1. Obtain a list of sensor files from the `specdata` folder, given the assumption that the `specdata` folder is a subfolder of the R Working Directory.

2. Create an empty data frame into which you will collect all of the sensor files to be read

3. Subset the list of sensor files down to only those to be used in the calculation of the mean. HINT: this can be done with vector subscripting.

4. Loop through each file in the subsetted list and do the following: read the raw data file with an appropriate file reading function, bind the file to the data frame you created in step 2.

5. Calculate the mean and return it to the parent environment

While some of these steps can be combined by using `apply()` functions in combination with other R functions such as `do.call()`, I've written this approach using a loop in step 4 so we can highlight where to subset the file list: do this BEFORE reading the data files from disk into memory.

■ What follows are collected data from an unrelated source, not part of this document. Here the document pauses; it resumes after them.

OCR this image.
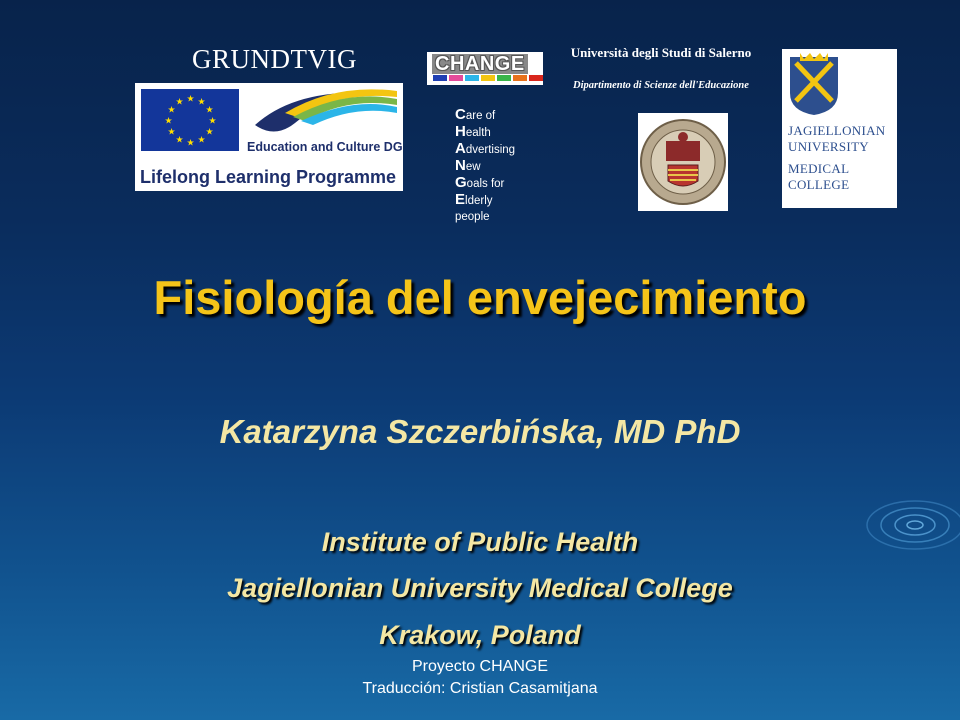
GRUNDTVIG
★
★
★
★
★
★
★
★
★ ★ ★
★
Education and Culture DG
Lifelong Learning Programme
CHANGE
Care of
Health
Advertising
New
Goals for
Elderly
people
Università degli Studi di Salerno
Dipartimento di Scienze dell'Educazione
JAGIELLONIAN
UNIVERSITY
MEDICAL
COLLEGE
Fisiología del envejecimiento
Katarzyna Szczerbińska, MD PhD
Institute of Public Health
Jagiellonian University Medical College
Krakow, Poland
Proyecto CHANGE
Traducción: Cristian Casamitjana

Once you have your outline, you can organize your coding around the outline, like this:

``````pollutantmean(...) {

# obtain list of sensor files in specdata directory

# create empty data frame

# subset list of sensor files

# loop through files in subset list and
#    * read the csv file
#    * bind to "collector" data frame

}
``````

# Next Steps

Having provided a relatively detailed walkthrough of the design process, all that's left is for the student to determine the R functions that are required for each step in the process. Remember what the instructors said during The Data Scientist's Toolbox, "Google is your friend." Use it frequently, as I explained in Strategy for the Programming Assignments.

One last hint: if your program is more than 8 - 12 programming statements, it's too complicated. There are ways to solve this problem with as few as 1 - 3 programming statements if you combine the required R functions.

# Appendix: Variations on a Theme

Having given an outline for one potential solution, it can be modified in a number of ways. For example, to prevent a problem with files beyond `001.csv` to `332.csv` being in the `specdata` subdirectory, one could use R functions to build the filenames directly from the `id` vector instead of retrieving them by using a function that lists files in a directory. This technique could be employed in a `for()` loop or with an `apply()` function.

Another modification as stated above would be to use `apply()` functions rather than a loop to read and combine the files.